Although preferential deamination of certain adenosine residues has been demonstrated in vitro using synthetic RNA substrates (4, 51), the basis of the site selectivity presumed to occur in vivo as illustrated by the postulated modification of hepatitis delta virus and human immunodeficiency virus RNAs (13, 14, 52) and also the cellular mRNAs encoding the glutamate-activated cation channel proteins where one or two adenosine residues are modified (12, 19) has not been resolved. In support of the speculation that the repeated nature of the R-motif subdomain found within ADAR may be important in determining the relative substrate selectivity of the enzyme, there exist multiple forms of ADAR with distinct positioning of the three R-motifs relative to the C domain that showed distinct involvement of each individual R-motif in the process of deamination. They are most likely to represent ADAR enzymes differing in substrate specificity, which are involved in recognizing distinct natural dsRNA substrates via interacting with dsRNA region in distinct structural environment. A similar situation has been described for the Wilms tumor susceptibility gene WT1, where the alternative splicing between the third and fourth zinc fingers results in an insertion of KTS that is of great physiological importance (53, 54). This insertion of three amino acids altered the binding properties of the WT1 isoforms for their DNA targets (55) as well as their subnuclear localization (56).
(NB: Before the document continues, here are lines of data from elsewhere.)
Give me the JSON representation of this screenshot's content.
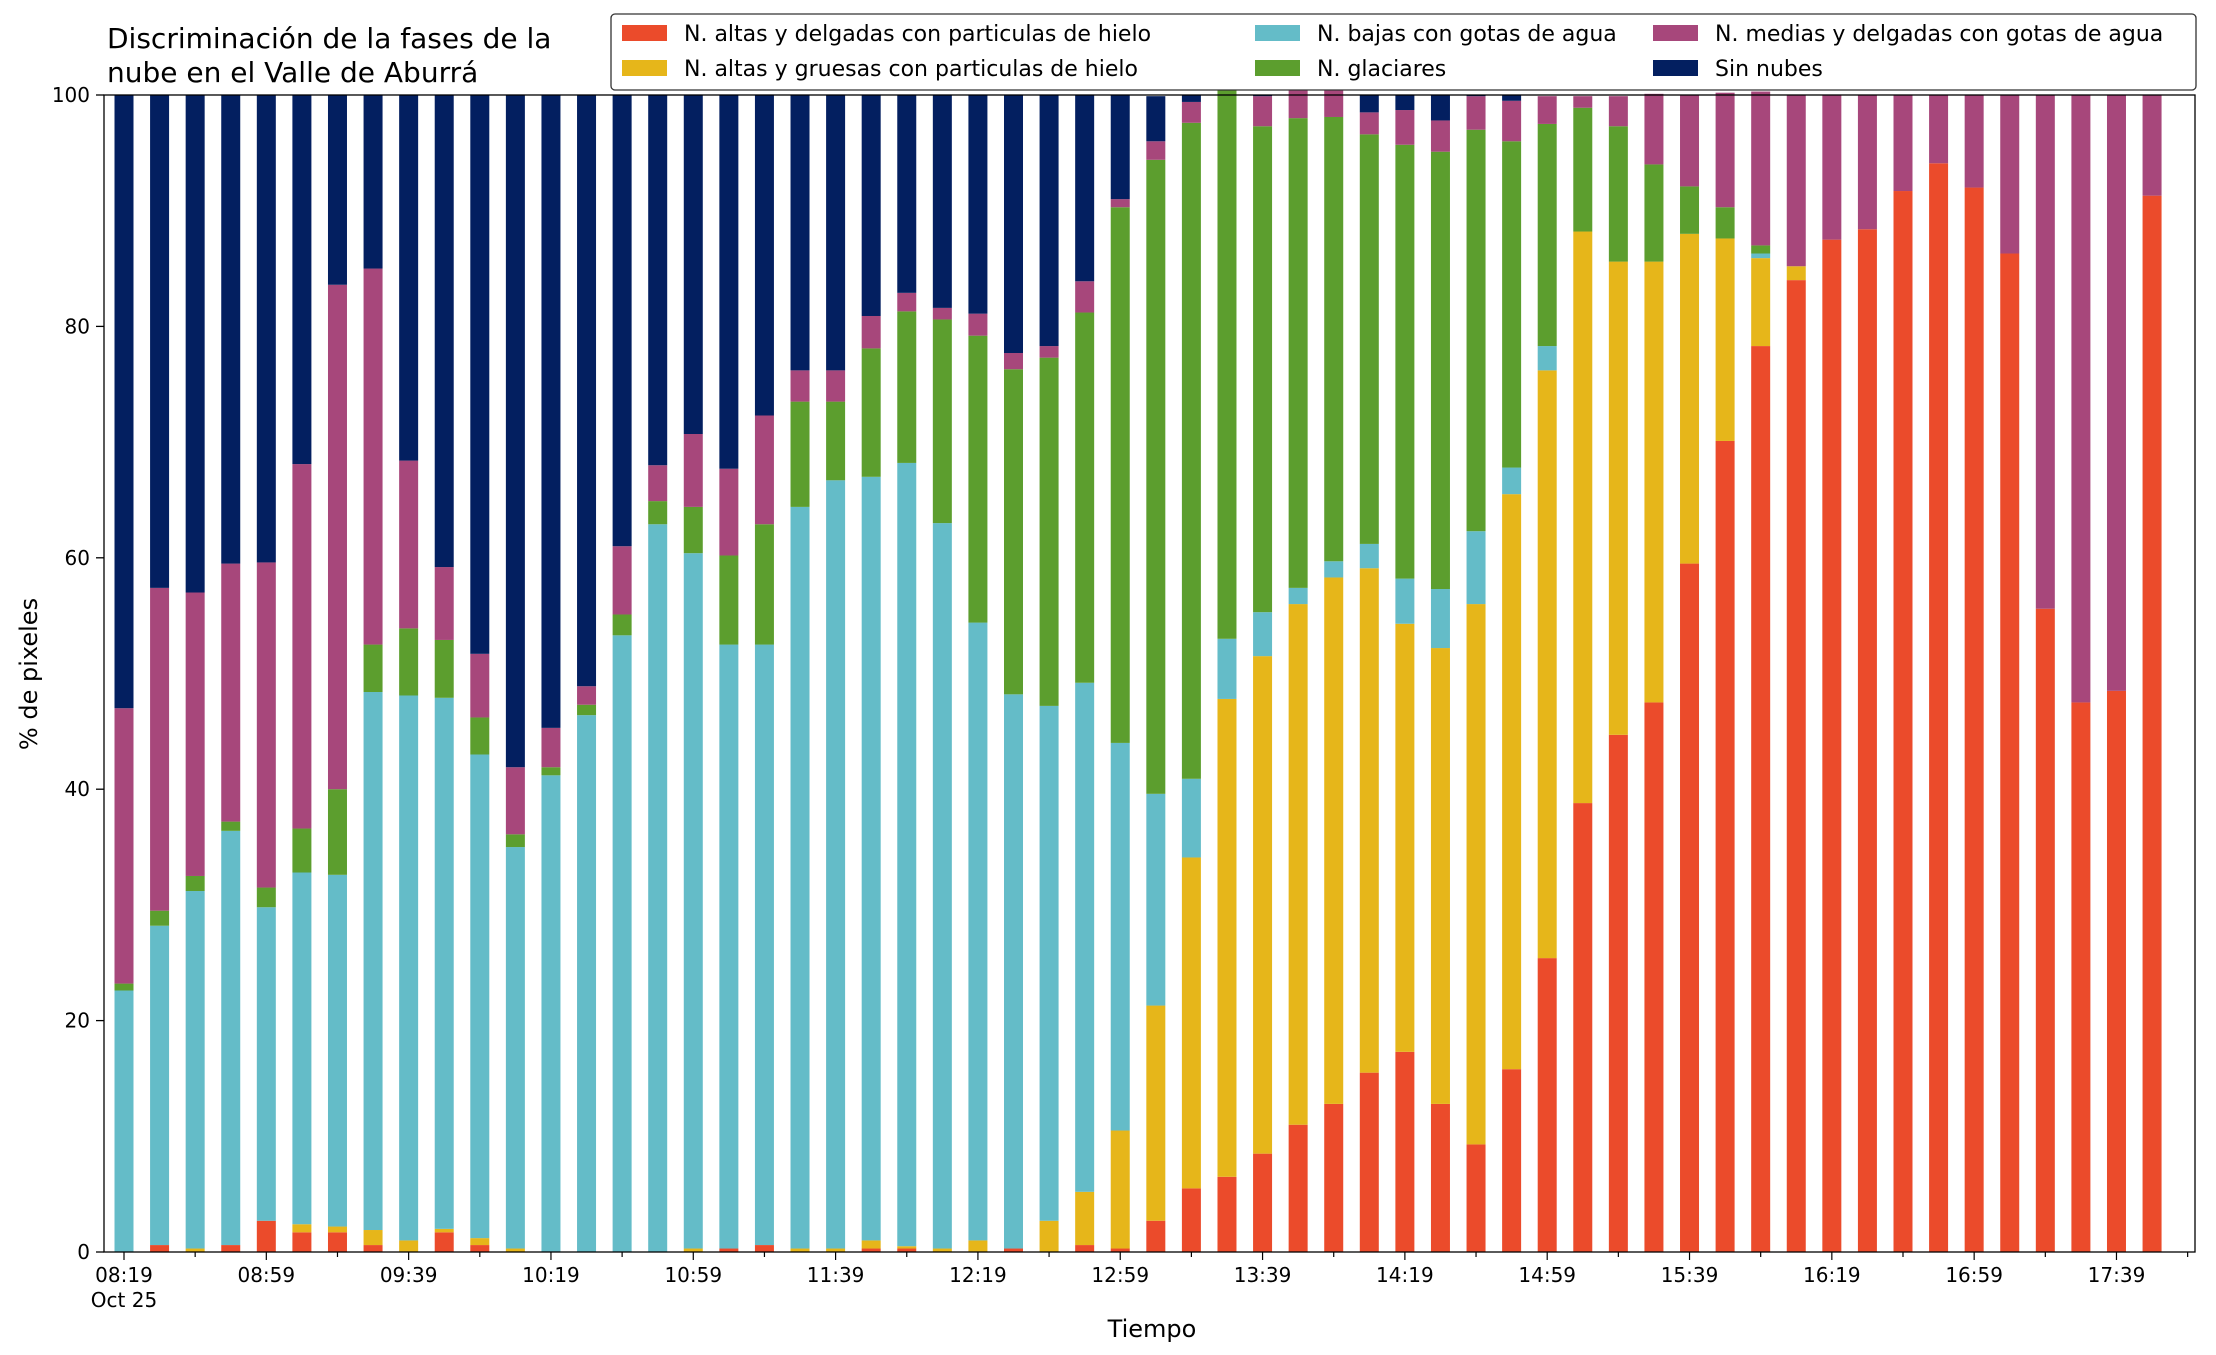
{
  "chart_data": {
    "type": "bar",
    "stacked": true,
    "title": "Discriminación de la fases de la\nnube en el Valle de Aburrá",
    "xlabel": "Tiempo",
    "ylabel": "% de pixeles",
    "ylim": [
      0,
      100
    ],
    "yticks": [
      0,
      20,
      40,
      60,
      80,
      100
    ],
    "legend_position": "top-right",
    "x_tick_labels": [
      {
        "index": 0,
        "label": "08:19",
        "sublabel": "Oct 25"
      },
      {
        "index": 4,
        "label": "08:59"
      },
      {
        "index": 8,
        "label": "09:39"
      },
      {
        "index": 12,
        "label": "10:19"
      },
      {
        "index": 16,
        "label": "10:59"
      },
      {
        "index": 20,
        "label": "11:39"
      },
      {
        "index": 24,
        "label": "12:19"
      },
      {
        "index": 28,
        "label": "12:59"
      },
      {
        "index": 32,
        "label": "13:39"
      },
      {
        "index": 36,
        "label": "14:19"
      },
      {
        "index": 40,
        "label": "14:59"
      },
      {
        "index": 44,
        "label": "15:39"
      },
      {
        "index": 48,
        "label": "16:19"
      },
      {
        "index": 52,
        "label": "16:59"
      },
      {
        "index": 56,
        "label": "17:39"
      }
    ],
    "series": [
      {
        "name": "N. altas y delgadas con particulas de hielo",
        "color": "#eb4b2b",
        "values": [
          0,
          0.6,
          0,
          0.6,
          2.7,
          1.7,
          1.7,
          0.6,
          0,
          1.7,
          0.6,
          0,
          0,
          0,
          0,
          0,
          0,
          0.3,
          0.6,
          0,
          0,
          0.3,
          0.3,
          0,
          0,
          0.3,
          0,
          0.6,
          0.3,
          2.7,
          5.5,
          6.5,
          8.5,
          11,
          12.8,
          15.5,
          17.3,
          12.8,
          9.3,
          15.8,
          25.4,
          38.8,
          44.7,
          47.5,
          59.5,
          70.1,
          78.3,
          84,
          87.5,
          88.4,
          91.7,
          94.1,
          92,
          86.3,
          55.6,
          47.5,
          48.5,
          91.3
        ]
      },
      {
        "name": "N. altas y gruesas con particulas de hielo",
        "color": "#e6b61a",
        "values": [
          0,
          0,
          0.3,
          0,
          0,
          0.7,
          0.5,
          1.3,
          1,
          0.3,
          0.6,
          0.3,
          0,
          0,
          0,
          0,
          0.3,
          0,
          0,
          0.3,
          0.3,
          0.7,
          0.2,
          0.3,
          1,
          0,
          2.7,
          4.6,
          10.2,
          18.6,
          28.6,
          41.3,
          43,
          45,
          45.5,
          43.6,
          37,
          39.4,
          46.7,
          49.7,
          50.8,
          49.4,
          40.9,
          38.1,
          28.5,
          17.5,
          7.6,
          1.2,
          0,
          0,
          0,
          0,
          0,
          0,
          0,
          0,
          0,
          0
        ]
      },
      {
        "name": "N. bajas con gotas de agua",
        "color": "#64bcc8",
        "values": [
          22.6,
          27.6,
          30.9,
          35.8,
          27.1,
          30.4,
          30.4,
          46.5,
          47.1,
          45.9,
          41.8,
          34.7,
          41.2,
          46.4,
          53.3,
          62.9,
          60.1,
          52.2,
          51.9,
          64.1,
          66.4,
          66,
          67.7,
          62.7,
          53.4,
          47.9,
          44.5,
          44,
          33.5,
          18.3,
          6.8,
          5.2,
          3.8,
          1.4,
          1.4,
          2.1,
          3.9,
          5.1,
          6.3,
          2.3,
          2.1,
          0,
          0,
          0,
          0,
          0,
          0.4,
          0,
          0,
          0,
          0,
          0,
          0,
          0,
          0,
          0,
          0,
          0
        ]
      },
      {
        "name": "N. glaciares",
        "color": "#5c9e2e",
        "values": [
          0.6,
          1.3,
          1.3,
          0.8,
          1.7,
          3.8,
          7.4,
          4.1,
          5.8,
          5,
          3.2,
          1.1,
          0.7,
          0.9,
          1.8,
          2,
          4,
          7.7,
          10.4,
          9.1,
          6.8,
          11.1,
          13.1,
          17.6,
          24.8,
          28.1,
          30.1,
          32,
          46.3,
          54.8,
          56.7,
          51.1,
          42,
          40.6,
          38.4,
          35.4,
          37.5,
          37.8,
          34.7,
          28.2,
          19.2,
          10.7,
          11.7,
          8.4,
          4.1,
          2.7,
          0.7,
          0,
          0,
          0,
          0,
          0,
          0,
          0,
          0,
          0,
          0,
          0
        ]
      },
      {
        "name": "N. medias y delgadas con gotas de agua",
        "color": "#a7477b",
        "values": [
          23.8,
          27.9,
          24.5,
          22.3,
          28.1,
          31.5,
          43.6,
          32.5,
          14.5,
          6.3,
          5.5,
          5.8,
          3.4,
          1.6,
          5.9,
          3.1,
          6.3,
          7.5,
          9.4,
          2.7,
          2.7,
          2.8,
          1.6,
          1,
          1.9,
          1.4,
          1,
          2.7,
          0.7,
          1.6,
          1.8,
          0.8,
          2.6,
          2.4,
          2.6,
          1.9,
          3,
          2.7,
          2.9,
          3.5,
          2.4,
          1,
          2.6,
          6.1,
          7.9,
          9.9,
          13.3,
          14.8,
          12.5,
          11.6,
          8.3,
          5.9,
          8,
          13.7,
          44.4,
          52.5,
          51.5,
          8.7
        ]
      },
      {
        "name": "Sin nubes",
        "color": "#031f60",
        "values": [
          53,
          42.6,
          43,
          40.5,
          40.4,
          31.9,
          16.4,
          15,
          31.6,
          40.8,
          48.3,
          58.1,
          54.7,
          51.1,
          39,
          32,
          29.3,
          32.3,
          27.7,
          23.8,
          23.8,
          19.1,
          17.1,
          18.4,
          18.9,
          22.3,
          21.7,
          16.1,
          9,
          3.9,
          0.6,
          0.1,
          0.1,
          0.1,
          0.1,
          1.5,
          1.3,
          2.2,
          0.1,
          0.5,
          0,
          0,
          0,
          0,
          0,
          0,
          0,
          0,
          0,
          0,
          0,
          0,
          0,
          0,
          0,
          0,
          0,
          0
        ]
      }
    ]
  }
}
The demonstration of multiple splice variants of ADAR with functionally distinct R-motif subdomains, as shown herein, when taken together with the reported rat RED1 dsRNA adenosine deaminase presumably encoded by a different gene than the prototype rat ADAR deaminase (23), clearly establishes that there is indeed a family of dsRNA adenosine deaminase enzymes. These ADAR enzymes undoubtedly act to recognize a variety of natural viral and cellular RNA substrates with distinct structures. What is not yet clear is whether a single deaminase protein is sufficient to confer the necessary site selectivity required in the editing reaction, or whether the process is more complex at the level of structural organization. For example, whether an accessory protein interacts with either the substrate RNA or the deaminase to help confer the required editing specificity, or whether an editing complex formed by interactions among a family of ADAR deaminases and accessory proteins contributes to the specificity (49), remains to be established.